The Atlanta Journal-Constitution
‘Little Women’ is a very nearly perfect film
Greta Gerwig’s version is as smart as it is pretty.
There’s something perfect about Greta Gerwig adapting “Little Women.” Louisa May Alcott’s semi-autobiographical ode to sisterly love, competition, creativity and lofty self-sacrifice could have been written as vehicle for Gerwig to star in, its rambunctious spirit utterly of a piece with her penchant for unpredictability and barely contained physicality.
As it happens, Gerwig isn’t in “Little Women,” but as a writerdirector she maintains a constant benevolent presence. This intelligent, exuberantly affectionate iteration of the classic novel doesn’t mess with the bones of Alcott’s beloved work: Meg, Jo, Beth and Amy March are still nestled cozily with Marmee in their modest salt
box home in Civil War-era Massachusetts.
In Gerwig’s capable hands, even the most familiar contours of “Little Women” feel new, not because she has the temerity to redefine Alcott’s masterpiece, but because she subtly reframes it. For one thing, she focuses as much on the March sisters as adults as children, toggling back and forth in time to accentuate the realities of growing up vs. the wild and honeyed memories of a charmed childhood.

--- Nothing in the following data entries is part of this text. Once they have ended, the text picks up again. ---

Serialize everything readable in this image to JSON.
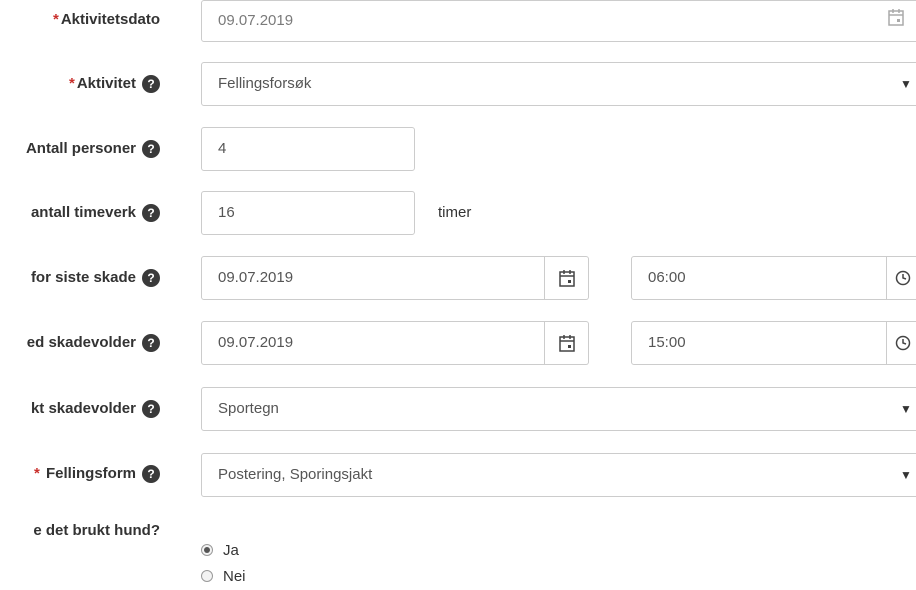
{
  "form": {
    "activity_date": {
      "label": "Aktivitetsdato",
      "required": "*",
      "value": "09.07.2019"
    },
    "activity": {
      "label": "Aktivitet",
      "required": "*",
      "value": "Fellingsforsøk"
    },
    "persons": {
      "label": "Antall personer",
      "value": "4"
    },
    "hours": {
      "label": "antall timeverk",
      "value": "16",
      "unit": "timer"
    },
    "last_damage": {
      "label": "for siste skade",
      "date": "09.07.2019",
      "time": "06:00"
    },
    "predator_observed": {
      "label": "ed skadevolder",
      "date": "09.07.2019",
      "time": "15:00"
    },
    "predator_evidence": {
      "label": "kt skadevolder",
      "value": "Sportegn"
    },
    "kill_form": {
      "label": "Fellingsform",
      "required": "*",
      "value": "Postering, Sporingsjakt"
    },
    "dog_used": {
      "label": "e det brukt hund?",
      "options": [
        {
          "label": "Ja",
          "checked": true
        },
        {
          "label": "Nei",
          "checked": false
        }
      ]
    }
  },
  "icons": {
    "help": "?",
    "caret": "▼"
  },
  "colors": {
    "required": "#c9302c",
    "border": "#cccccc",
    "text": "#333333"
  }
}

The time shifts can be jarring as “Little Women” gets underway, and Gerwig front loads the film with not one but three lively dance scenes, each meant to delineate a stratum of 19th century social class. The energy, at least at first, feels scattered and unfocused. But once the movie finds its feet, the characters reveal themselves. Eldest Meg (Emma Watson) wants to be a wife and mother; little Amy (Florence Pugh) an artist. Ethereal Beth (Eliza Scanlen), “the quiet one,” plays the piano beautifully, while Jo furiously writes whatever comes into her head - usually a play that the foursome act out with unbridled theatricality. With their father away at war, the March household is overseen by their nurturing, idealistic mother Marmee (Laura Dern), as well as the more vinegary Aunt March, played with amusing tartness and fed-up side-eye by Meryl Streep.
Attractively designed and filmed and set to a gorgeously lush musical score by Alexandre Desplat, “Little Women” could be seen as the urtext for everything from “Sex and the City” to “Keeping Up With the Kardashians,” wherein like Laurie, the audience watches the female protagonists, not as an act of pure observation but of identification and self-definition. Long before viewers debated whether they were a Carrie or a Samantha, women (and surely more than a few men) wondered if they were Jo the tomboy or Meg the romantic. The genius of Gerwig’s version is that it preserves that deep psychological pleasure of “Little Women” while acknowledging that all of those archetypes existed — and still do — within a rigged system.